Despite strident calls from faith leaders, care for creation in the context of the current ecological crisis is often a minor component of Christian discipleship programs. This is due to both the lack of interpretive techniques for recognizing ecological wisdom throughout scripture and a lack of ecological discipleship resources.
With a view to developing new insights into a Christian response to the current ecological crisis, this thesis presents and applies a new interpretive technique for scripture which allows a broad range of texts to be investigated for their ecological wisdom. Virtue Ethics is investigated as a new interpretive lens for finding ecological wisdom in scripture because it deals explicitly with the ethical actor (in this case, the disciple) and with desirable and undesirable actions (virtues and vices). The traditional cardinal virtues of prudence, courage, justice, and temperance together with the traditional Christian virtues of faith, hope, and love are used for scriptural interpretation. These imply a corresponding set of vices of deficiency and excess, such as the vices of cowardice and foolhardiness associated with the virtue of courage.

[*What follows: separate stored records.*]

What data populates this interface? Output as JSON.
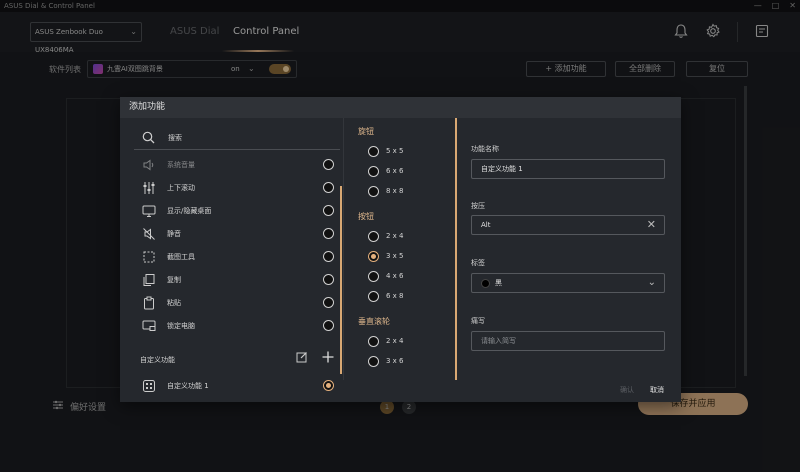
{
  "titlebar": {
    "title": "ASUS Dial & Control Panel",
    "controls": [
      "—",
      "□",
      "✕"
    ]
  },
  "header": {
    "device": "ASUS Zenbook Duo UX8406MA",
    "tabs": [
      {
        "label": "ASUS Dial",
        "active": false
      },
      {
        "label": "Control Panel",
        "active": true
      }
    ],
    "icons": [
      "bell-icon",
      "gear-icon",
      "feedback-icon"
    ]
  },
  "toolbar": {
    "software_label": "软件列表",
    "software_name": "九霊AI双图跳背景",
    "state": "on",
    "add_button": "+ 添加功能",
    "delete_all_button": "全部删除",
    "reset_button": "复位"
  },
  "bottom": {
    "preferences": "偏好设置",
    "pages": [
      "1",
      "2"
    ],
    "save_button": "保存并应用"
  },
  "dialog": {
    "title": "添加功能",
    "search_placeholder": "搜索",
    "functions": [
      {
        "label": "系统音量",
        "icon": "volume-icon",
        "selected": false,
        "faded": true
      },
      {
        "label": "上下滚动",
        "icon": "sliders-icon",
        "selected": false
      },
      {
        "label": "显示/隐藏桌面",
        "icon": "desktop-icon",
        "selected": false
      },
      {
        "label": "静音",
        "icon": "mute-icon",
        "selected": false
      },
      {
        "label": "截图工具",
        "icon": "screenshot-icon",
        "selected": false
      },
      {
        "label": "复制",
        "icon": "copy-icon",
        "selected": false
      },
      {
        "label": "粘贴",
        "icon": "paste-icon",
        "selected": false
      },
      {
        "label": "锁定电脑",
        "icon": "lock-computer-icon",
        "selected": false
      }
    ],
    "custom_section": "自定义功能",
    "custom_items": [
      {
        "label": "自定义功能 1",
        "icon": "custom-grid-icon",
        "selected": true
      }
    ],
    "layout_groups": [
      {
        "title": "旋钮",
        "options": [
          {
            "label": "5 x 5",
            "selected": false
          },
          {
            "label": "6 x 6",
            "selected": false
          },
          {
            "label": "8 x 8",
            "selected": false
          }
        ]
      },
      {
        "title": "按钮",
        "options": [
          {
            "label": "2 x 4",
            "selected": false
          },
          {
            "label": "3 x 5",
            "selected": true
          },
          {
            "label": "4 x 6",
            "selected": false
          },
          {
            "label": "6 x 8",
            "selected": false
          }
        ]
      },
      {
        "title": "垂直滚轮",
        "options": [
          {
            "label": "2 x 4",
            "selected": false
          },
          {
            "label": "3 x 6",
            "selected": false
          }
        ]
      }
    ],
    "form": {
      "name_label": "功能名称",
      "name_value": "自定义功能 1",
      "key_label": "按压",
      "key_value": "Alt",
      "tag_label": "标签",
      "tag_value": "黑",
      "note_label": "痛写",
      "note_placeholder": "请输入简写"
    },
    "ok_button": "确认",
    "cancel_button": "取消"
  },
  "colors": {
    "accent": "#e4b07d",
    "background": "#1b1d21",
    "dialog": "#25282d"
  }
}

Following a conventional exegesis of a text to establish its primary meaning, this eco-virtues methodology first identifies virtues and vices in the text under examination. Then an application step reflects on how these same virtues and vices are exhibited in the current ecological crisis, and how such reflection can encourage care for creation by individuals and communities. Two texts have been chosen for investigation and analysis using this new technique – the NT parable of the Prodigal Son, and the OT prophetic book of Obadiah, and significant new scriptural insights are identified.
These insights are then incorporated into a set of Christian discipleship resources in the form of Bible studies suitable for use by discipleship small groups. To evaluate the potential effectiveness of the Bible studies, they are analysed in terms of their alignment with previously published characteristics of an effective ecological discipleship program known as the ‘watershed discipleship’ program. The Bible studies match these criteria well.
The proposed significant original contributions of the project are a new interpretive method for scripture based on virtues and vices, detailed analyses of two biblical texts using the new method, and an analysis of the potential usefulness of this technique for supporting ecological discipleship.